Lee's Summit Journal

Teacher’s union wants superintendent out, but board hopes to negotiate his contract

Dennis Carpenter
Dennis Carpenter File Photo

The Lee’s Summit School board has voted to begin negotiating with Superintendent Dennis Carpenter to extend his contract. But the Lee’s Summit teachers union has urged the board not to extend that contract.

Among other issues, a letter from the union called Carpenter’s diversity training “controversial.” and “put its focus on ‘white privilege’ as a means to draw attention to diverse bias.”

Carpenter, the district’s first black superintendent, joined the district in July 2017, after being superintendent in the Hickman Mills School District since 2013.

His three-year contract in Lee’s Summit called for an initial yearly salary of $235,000 with annual increases through the 2019-20 academic year that match the percentage boost in base pay for teachers.

No incumbents in large field of school board hopefuls

The Lee’s Summit school board will get two fresh faces this year because no incumbent filed for the two seats that will be on the April 2 ballot.

The field is large this year, with eight candidates.

Board president Phyllis Balagna declared her candidacy but withdrew before the Jan. 15 filing deadline. Bob White is the other incumbent whose term is expiring this spring.

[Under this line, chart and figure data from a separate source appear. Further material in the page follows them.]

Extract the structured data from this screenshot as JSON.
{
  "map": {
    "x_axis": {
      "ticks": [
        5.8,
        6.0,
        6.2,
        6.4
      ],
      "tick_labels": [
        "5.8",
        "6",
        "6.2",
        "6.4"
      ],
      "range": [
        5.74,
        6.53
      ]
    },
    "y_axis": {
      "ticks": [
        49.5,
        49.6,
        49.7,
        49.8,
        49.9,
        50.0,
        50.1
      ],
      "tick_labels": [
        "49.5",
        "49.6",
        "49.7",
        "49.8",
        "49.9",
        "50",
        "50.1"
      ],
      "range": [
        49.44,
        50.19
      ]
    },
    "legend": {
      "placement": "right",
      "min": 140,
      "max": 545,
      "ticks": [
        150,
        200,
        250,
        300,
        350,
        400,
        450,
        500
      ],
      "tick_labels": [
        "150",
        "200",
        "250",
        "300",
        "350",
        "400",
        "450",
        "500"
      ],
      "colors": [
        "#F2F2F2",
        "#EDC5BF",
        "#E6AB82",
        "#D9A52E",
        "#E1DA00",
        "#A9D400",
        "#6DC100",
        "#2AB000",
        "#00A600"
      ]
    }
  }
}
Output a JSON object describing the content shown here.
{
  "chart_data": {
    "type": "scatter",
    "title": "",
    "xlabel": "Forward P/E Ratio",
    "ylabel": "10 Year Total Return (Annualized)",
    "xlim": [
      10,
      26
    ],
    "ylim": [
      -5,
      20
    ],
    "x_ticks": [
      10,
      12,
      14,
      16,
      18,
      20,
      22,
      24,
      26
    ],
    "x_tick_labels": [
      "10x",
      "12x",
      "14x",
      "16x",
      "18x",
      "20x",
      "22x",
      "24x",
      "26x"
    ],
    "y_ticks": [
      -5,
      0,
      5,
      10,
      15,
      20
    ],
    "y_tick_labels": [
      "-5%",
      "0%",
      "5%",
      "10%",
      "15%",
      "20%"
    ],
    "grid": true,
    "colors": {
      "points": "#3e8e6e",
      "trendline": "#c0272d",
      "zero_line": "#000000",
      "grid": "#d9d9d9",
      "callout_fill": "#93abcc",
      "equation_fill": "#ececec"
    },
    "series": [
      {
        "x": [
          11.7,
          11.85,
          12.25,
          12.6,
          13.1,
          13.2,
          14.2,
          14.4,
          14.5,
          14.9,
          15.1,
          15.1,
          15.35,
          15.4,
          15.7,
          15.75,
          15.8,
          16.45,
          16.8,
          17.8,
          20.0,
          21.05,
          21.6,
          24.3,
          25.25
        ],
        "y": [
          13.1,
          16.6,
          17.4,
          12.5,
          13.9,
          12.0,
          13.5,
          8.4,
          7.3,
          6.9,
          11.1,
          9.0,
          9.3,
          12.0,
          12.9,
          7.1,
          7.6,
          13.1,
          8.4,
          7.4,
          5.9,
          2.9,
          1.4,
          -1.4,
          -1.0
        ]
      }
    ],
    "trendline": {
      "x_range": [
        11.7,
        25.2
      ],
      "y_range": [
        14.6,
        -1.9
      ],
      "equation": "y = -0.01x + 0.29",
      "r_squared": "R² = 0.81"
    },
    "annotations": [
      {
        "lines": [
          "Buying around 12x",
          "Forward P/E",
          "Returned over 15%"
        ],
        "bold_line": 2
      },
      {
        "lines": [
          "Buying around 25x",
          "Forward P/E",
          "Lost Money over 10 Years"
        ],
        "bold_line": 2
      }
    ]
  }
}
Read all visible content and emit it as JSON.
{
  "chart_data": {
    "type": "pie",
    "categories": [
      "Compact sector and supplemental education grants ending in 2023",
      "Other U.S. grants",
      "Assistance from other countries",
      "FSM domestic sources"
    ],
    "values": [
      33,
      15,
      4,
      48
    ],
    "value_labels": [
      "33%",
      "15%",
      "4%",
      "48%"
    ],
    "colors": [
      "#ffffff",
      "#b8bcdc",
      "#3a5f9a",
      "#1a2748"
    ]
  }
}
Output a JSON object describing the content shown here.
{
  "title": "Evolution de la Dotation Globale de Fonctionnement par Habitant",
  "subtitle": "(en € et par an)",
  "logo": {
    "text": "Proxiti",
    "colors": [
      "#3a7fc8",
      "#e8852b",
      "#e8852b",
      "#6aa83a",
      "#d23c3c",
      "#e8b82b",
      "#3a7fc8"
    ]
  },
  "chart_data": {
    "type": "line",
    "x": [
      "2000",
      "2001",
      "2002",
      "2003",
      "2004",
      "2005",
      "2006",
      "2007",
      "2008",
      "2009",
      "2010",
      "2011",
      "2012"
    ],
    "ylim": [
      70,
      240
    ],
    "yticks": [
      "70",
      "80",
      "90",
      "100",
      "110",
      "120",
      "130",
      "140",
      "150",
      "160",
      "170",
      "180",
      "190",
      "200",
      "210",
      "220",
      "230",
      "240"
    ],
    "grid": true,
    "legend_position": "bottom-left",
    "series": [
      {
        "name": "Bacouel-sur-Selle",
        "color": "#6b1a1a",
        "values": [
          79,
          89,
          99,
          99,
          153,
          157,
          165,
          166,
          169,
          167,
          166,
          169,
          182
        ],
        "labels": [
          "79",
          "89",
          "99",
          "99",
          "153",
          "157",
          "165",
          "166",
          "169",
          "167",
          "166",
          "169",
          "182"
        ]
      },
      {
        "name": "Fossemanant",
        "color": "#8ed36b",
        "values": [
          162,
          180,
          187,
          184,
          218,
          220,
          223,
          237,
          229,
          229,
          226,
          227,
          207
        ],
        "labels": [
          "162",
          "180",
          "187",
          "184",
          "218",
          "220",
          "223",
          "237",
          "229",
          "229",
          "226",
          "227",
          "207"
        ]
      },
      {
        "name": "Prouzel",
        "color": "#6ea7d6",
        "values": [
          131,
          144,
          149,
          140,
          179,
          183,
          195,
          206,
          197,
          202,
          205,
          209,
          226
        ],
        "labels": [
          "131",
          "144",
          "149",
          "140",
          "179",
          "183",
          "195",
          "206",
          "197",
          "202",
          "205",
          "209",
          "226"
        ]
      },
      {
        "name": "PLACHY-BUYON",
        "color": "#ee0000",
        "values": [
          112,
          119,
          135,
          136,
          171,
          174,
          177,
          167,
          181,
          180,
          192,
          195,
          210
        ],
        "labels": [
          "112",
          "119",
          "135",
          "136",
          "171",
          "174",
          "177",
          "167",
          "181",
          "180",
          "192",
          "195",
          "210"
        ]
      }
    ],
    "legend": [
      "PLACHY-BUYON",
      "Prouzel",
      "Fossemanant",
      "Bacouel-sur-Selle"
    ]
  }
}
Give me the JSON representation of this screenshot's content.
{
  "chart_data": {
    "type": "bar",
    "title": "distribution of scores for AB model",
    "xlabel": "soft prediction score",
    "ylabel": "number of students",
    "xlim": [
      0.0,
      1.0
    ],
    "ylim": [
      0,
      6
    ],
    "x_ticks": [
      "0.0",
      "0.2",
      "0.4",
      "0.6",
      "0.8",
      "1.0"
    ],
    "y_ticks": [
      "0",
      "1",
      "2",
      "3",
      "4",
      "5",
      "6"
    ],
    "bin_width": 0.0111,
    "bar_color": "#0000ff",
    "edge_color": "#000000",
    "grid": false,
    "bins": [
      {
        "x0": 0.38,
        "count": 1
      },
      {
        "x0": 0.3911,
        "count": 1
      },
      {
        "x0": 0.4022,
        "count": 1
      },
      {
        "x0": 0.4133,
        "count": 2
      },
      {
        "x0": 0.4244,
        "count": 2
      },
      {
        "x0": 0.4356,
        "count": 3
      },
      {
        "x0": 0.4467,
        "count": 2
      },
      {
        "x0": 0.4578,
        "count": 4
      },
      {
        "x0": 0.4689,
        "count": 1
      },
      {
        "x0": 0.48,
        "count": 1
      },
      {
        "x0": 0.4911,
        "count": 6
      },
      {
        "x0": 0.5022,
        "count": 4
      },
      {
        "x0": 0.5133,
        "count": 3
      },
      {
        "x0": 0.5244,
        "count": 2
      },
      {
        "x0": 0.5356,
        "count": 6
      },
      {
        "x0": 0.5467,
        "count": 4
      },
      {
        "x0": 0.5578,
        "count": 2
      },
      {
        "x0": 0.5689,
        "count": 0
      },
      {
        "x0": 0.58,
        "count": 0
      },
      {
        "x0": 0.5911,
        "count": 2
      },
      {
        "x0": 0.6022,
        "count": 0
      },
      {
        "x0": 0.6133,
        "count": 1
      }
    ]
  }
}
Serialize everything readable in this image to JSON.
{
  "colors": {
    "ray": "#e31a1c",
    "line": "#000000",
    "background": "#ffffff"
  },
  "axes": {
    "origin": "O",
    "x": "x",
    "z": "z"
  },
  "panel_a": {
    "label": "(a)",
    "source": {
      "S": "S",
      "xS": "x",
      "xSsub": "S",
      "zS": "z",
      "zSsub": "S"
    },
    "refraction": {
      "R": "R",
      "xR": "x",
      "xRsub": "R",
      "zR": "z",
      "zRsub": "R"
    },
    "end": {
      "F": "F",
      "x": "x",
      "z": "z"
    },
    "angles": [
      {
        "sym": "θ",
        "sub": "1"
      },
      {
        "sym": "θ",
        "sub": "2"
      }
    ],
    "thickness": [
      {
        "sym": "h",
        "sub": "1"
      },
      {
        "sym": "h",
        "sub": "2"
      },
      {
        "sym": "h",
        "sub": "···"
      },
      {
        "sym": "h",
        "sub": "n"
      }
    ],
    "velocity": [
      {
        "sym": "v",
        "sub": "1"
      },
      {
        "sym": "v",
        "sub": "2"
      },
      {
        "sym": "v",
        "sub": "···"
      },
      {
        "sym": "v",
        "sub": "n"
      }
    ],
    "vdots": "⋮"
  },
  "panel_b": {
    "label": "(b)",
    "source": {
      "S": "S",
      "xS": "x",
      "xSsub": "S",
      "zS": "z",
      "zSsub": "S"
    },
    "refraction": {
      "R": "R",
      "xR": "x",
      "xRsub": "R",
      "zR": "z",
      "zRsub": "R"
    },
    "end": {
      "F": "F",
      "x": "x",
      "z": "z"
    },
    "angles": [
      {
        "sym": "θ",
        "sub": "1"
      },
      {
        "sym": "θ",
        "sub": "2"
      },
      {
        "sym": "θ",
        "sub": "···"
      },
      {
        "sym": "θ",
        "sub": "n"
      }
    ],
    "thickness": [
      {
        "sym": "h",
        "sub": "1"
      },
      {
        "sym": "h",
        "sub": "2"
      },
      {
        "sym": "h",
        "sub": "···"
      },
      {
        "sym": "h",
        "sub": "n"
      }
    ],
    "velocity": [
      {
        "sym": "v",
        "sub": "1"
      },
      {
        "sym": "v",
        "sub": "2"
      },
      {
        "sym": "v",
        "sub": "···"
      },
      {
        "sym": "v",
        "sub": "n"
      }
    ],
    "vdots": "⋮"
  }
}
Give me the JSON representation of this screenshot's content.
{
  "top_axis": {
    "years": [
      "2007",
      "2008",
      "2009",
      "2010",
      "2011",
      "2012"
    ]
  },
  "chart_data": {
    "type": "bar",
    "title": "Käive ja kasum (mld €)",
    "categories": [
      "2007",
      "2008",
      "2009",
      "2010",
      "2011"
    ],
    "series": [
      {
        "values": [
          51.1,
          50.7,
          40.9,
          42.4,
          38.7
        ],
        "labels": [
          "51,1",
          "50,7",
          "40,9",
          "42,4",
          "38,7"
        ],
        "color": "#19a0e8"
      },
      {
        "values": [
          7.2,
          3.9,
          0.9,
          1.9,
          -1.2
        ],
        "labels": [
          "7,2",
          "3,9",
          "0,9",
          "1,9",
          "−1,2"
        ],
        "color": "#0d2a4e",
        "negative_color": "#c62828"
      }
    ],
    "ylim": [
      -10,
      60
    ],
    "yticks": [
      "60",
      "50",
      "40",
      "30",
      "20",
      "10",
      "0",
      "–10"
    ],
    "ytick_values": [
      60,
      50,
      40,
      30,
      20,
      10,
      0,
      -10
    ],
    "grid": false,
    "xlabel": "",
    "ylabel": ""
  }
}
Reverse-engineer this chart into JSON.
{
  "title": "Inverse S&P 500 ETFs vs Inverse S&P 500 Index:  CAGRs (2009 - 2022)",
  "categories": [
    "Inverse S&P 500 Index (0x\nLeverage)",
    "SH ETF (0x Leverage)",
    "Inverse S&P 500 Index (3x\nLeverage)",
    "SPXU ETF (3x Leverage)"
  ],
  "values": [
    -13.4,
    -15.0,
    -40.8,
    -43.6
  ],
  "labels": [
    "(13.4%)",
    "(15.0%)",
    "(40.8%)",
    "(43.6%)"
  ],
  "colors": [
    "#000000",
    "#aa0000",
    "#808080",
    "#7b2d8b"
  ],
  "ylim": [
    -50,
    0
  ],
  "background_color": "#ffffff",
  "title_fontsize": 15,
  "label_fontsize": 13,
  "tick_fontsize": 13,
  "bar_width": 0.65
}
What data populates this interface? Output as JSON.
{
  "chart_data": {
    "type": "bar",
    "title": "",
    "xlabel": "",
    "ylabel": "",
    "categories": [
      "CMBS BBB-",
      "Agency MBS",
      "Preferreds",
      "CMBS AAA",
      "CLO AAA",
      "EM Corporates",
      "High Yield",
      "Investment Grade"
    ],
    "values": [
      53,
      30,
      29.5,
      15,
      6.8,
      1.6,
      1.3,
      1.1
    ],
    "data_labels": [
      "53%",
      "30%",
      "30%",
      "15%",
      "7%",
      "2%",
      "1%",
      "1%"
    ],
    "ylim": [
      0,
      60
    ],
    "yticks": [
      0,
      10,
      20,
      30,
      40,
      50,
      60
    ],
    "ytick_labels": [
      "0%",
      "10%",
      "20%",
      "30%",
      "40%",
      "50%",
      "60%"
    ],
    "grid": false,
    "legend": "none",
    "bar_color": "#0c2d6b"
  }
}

The candidates, in the order they will appear on the ballot: Michael McMenus, Michael D. Allen, Paul Dornon, Billy Wayne Birmingham Jr., Amy Turgon, Donald R. Olson Jr., Judith “Judy” C. Hedrick and Kathryn “Kathy” Campbell.

The new school board will be making some important decisions as the district continues its comprehensive planning process on how best to use its buildings and make sure both older and newer schools offer roughly equal learning opportunities. Ideas offered so far include moving sixth graders into the middle schools and a 2020 ballot initiative for school construction.

Online tool for college/career planning

Naviance Student is a comprehensive website that R-7 secondary students and their parents can use to make plans about colleges and careers. It’s being used by students in grades seven through 12.

The website allows students to research colleges and careers, take career aptitude tests and get involved in the advising process while creating plans for the future. It also can be used to shares information with parents and students about upcoming meetings and events, local scholarship opportunities and other resources.

An email has been sent to parents with instructions on how to register. Questions should be directed to the school guidance counselor or to Tawni Boman-Meek at 816-986-3423.

Open house for Career Center

The Cass Career Center invites students and parents to an open house from 6:30 to 8 p.m. Feb. 5 to learn more about the offerings there, as well as opportunities to earn industry certifications and college credit.

Operated by the Harrisonville School District, the career center is open to high school students from other districts, including Lee’s Summit and Lone Jack. Students from sending schools can enroll as juniors.

Programs offered next year include agriculture, automotive technology, construction technology, criminal justice/CSI, emergency medical tech, firefighting, health sciences, marketing, welding and networking/cyber security.

The adult practical nursing program also will participate in the open house and share information about the 11-month accelerated LPN program.

The career center is at 1600 E. Elm St. in Harrisonville.

R-7 ed foundation offers scholarships

High school seniors in the Lee’s Summit district have until March 5 to apply for scholarships offered through the Lee’s Summit Educational Foundation, which has received individual and corporate donations for that purpose.

Last year, 62 students were awarded a total of $72,000. Apply online at www.lsedfoundation.com/scholarships.